- Mon four est-il couvert s'il tombe en panne ?
- Pas automatiquement. L'incendie et le vol relèvent de la multirisque, mais une panne interne suppose une garantie bris de machine, qui se souscrit à part dans de nombreux contrats. Vérifiez trois points : la liste des appareils désignés, l'exclusion d'usure et de défaut d'entretien, et le mode d'indemnisation, en valeur à neuf ou vétusté déduite.
- La marchandise perdue en chambre froide est-elle indemnisée ?
- Selon les contrats, oui, via une garantie dédiée aux denrées en froid, le plus souvent optionnelle.
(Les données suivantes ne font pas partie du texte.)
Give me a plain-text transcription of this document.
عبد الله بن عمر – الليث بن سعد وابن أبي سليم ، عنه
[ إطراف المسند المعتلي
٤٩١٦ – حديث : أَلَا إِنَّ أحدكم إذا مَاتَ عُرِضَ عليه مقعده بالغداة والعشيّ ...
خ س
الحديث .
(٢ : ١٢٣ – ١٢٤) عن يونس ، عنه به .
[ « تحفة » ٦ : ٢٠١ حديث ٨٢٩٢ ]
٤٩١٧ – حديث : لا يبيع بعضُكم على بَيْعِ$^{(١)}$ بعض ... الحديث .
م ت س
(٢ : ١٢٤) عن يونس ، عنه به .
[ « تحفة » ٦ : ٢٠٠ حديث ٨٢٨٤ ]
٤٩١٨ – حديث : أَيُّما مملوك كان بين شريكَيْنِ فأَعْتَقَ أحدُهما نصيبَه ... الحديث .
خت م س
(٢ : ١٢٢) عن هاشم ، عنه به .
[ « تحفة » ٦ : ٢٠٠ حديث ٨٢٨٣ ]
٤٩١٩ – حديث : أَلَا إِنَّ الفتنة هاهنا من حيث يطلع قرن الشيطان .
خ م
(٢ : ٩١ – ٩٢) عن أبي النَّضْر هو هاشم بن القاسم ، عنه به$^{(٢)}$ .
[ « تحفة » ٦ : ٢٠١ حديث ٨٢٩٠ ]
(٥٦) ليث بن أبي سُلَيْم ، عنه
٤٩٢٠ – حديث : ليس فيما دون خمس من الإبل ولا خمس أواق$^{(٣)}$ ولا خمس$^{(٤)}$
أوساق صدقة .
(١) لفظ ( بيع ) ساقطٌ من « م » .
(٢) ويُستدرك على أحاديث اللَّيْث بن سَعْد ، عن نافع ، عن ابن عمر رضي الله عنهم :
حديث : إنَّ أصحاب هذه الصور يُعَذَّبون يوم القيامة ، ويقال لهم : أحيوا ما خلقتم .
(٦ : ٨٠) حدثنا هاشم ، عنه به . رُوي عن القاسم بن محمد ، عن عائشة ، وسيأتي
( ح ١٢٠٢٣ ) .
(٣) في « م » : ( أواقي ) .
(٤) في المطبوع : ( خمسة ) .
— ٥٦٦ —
Elle vise en général la panne accidentelle du groupe et la coupure d'électricité au-delà d'une durée minimale. Le plafond retenu peut être atteint rapidement quand on stocke du beurre de tourage et du chocolat de couverture : chiffrez votre stock réel avant de fixer le montant garanti.
- Comment l'assurance traite-t-elle le sujet des allergènes ?
- L'obligation d'information sur les quatorze allergènes à déclaration obligatoire s'applique aussi aux produits vendus non préemballés au comptoir. Un contrat d'assurance n'exonère pas de cette obligation réglementaire : il intervient en aval, par la responsabilité civile professionnelle, si un client subit un dommage et met en cause la boulangerie. Une traçabilité écrite des recettes, de l'étiquetage et des procédures de nettoyage pèse lourd dans l'instruction du dossier en cas de mise en cause.
- Le véhicule de livraison est-il couvert par le contrat de la boulangerie ?
- Non. Un véhicule terrestre à moteur relève d'un contrat automobile distinct, obligatoire au titre de l'article L. 211-1 du code des assurances, avec un usage professionnel à déclarer : une tournée quotidienne chez des revendeurs n'est pas un usage privé. Et la responsabilité civile automobile indemnise les tiers, pas les marchandises que vous transportez pour votre propre compte. Si une pièce montée est détruite pendant le trajet, cela suppose une garantie spécifique, à examiner séparément.
- Quelle convention collective pour la mutuelle et la prévoyance ?
- Une boulangerie-pâtisserie artisanale relève en principe de la convention de la boulangerie-pâtisserie (entreprises artisanales), IDCC 843, et la pâtisserie de l'IDCC 1267 : pas de la convention HCR, IDCC 1979, sauf activité de restauration sur place suffisamment caractérisée. C'est la convention applicable qui fixe les garanties minimales de prévoyance. La complémentaire santé collective, elle, est obligatoire pour tout employeur du secteur privé depuis le 1er janvier 2016, en application de l'article L. 911-7 du code de la sécurité sociale issu de l'ANI du 11 janvier 2013. La convention réellement applicable se détermine par l'activité principale de l'entreprise : à vérifier au cas par cas.